Pass 2 (May 2026, first pass): Repeated the same 'ensemble pipeline died' error.

Pass 3 (May 2026, second pass): Over-corrected to 'the MAE sigma floor is destroying the signal and causing the bleed'. Also wrong. The era split disproves it.

The honest record of that oscillation is preserved in docs/INVESTIGATION.md. The fix (adding the three missing columns to the INSERT) is a ten-line change recommended regardless of any strategy decision, because it stops the misdiagnosis loop.

The evaluation framework

empirical_analysis.py is stdlib-only and reads the committed PSV directly. It runs a chronological walk-forward comparing two probability models at four edge thresholds: Gaussian (NWS MAE-parameterized) and an empirical bracket-hit lookup built from prior trades only. Output includes Brier scores, win rates, per-model P&L, and the empirical P(hit) table binned by forecast distance from bracket midpoint.

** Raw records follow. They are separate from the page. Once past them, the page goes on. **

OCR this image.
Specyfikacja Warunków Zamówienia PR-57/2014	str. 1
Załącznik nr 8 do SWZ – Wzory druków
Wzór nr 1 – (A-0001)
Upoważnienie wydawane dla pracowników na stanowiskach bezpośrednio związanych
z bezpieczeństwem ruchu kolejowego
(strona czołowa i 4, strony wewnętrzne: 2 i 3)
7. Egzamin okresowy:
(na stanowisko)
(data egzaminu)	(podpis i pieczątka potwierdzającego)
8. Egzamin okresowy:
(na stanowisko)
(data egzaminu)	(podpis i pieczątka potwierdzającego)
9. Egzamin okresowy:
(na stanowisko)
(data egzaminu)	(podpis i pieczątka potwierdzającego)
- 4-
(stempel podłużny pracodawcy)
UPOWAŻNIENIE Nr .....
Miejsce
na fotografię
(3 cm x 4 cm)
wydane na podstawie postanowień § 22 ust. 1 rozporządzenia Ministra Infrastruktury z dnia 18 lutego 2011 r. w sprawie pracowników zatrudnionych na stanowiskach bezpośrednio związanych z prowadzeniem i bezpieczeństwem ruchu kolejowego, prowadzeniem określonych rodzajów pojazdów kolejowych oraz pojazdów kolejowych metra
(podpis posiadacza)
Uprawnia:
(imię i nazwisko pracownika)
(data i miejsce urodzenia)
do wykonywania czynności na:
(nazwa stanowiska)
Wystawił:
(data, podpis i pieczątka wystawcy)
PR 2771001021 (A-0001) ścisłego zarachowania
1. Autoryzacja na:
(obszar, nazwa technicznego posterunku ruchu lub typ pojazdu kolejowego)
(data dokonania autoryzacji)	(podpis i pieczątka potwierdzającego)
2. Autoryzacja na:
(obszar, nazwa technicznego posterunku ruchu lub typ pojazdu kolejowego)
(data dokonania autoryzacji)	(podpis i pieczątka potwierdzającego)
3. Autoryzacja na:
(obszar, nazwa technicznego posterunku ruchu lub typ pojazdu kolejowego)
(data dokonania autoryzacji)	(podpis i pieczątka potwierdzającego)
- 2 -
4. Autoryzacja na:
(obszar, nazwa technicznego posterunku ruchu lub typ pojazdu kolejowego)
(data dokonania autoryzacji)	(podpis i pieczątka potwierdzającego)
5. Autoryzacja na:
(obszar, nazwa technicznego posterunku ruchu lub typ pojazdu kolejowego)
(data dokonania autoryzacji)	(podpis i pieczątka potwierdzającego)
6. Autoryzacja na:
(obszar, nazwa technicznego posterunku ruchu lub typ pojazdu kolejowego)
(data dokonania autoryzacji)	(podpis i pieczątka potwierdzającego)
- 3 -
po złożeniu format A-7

effective_exposure.py implements the 'effective exposure' discount logic: when a position's current market price indicates it is essentially already won or lost, the bot discounts it from the trading gate's exposure check so capital isn't blocked by quasi-decided bets. c4_eval.py is the gate-before-restart harness: a pre-committed PASS/FAIL verdict based on shadow-mode Brier score and EV after fees, designed to enforce a no-capital evaluation window before any future strategy re-launch.

The meta lesson: build c4_eval.py first, in shadow mode, with the gate criteria written down before you look at the numbers. The cheapest audit is the one you run before any capital is at risk.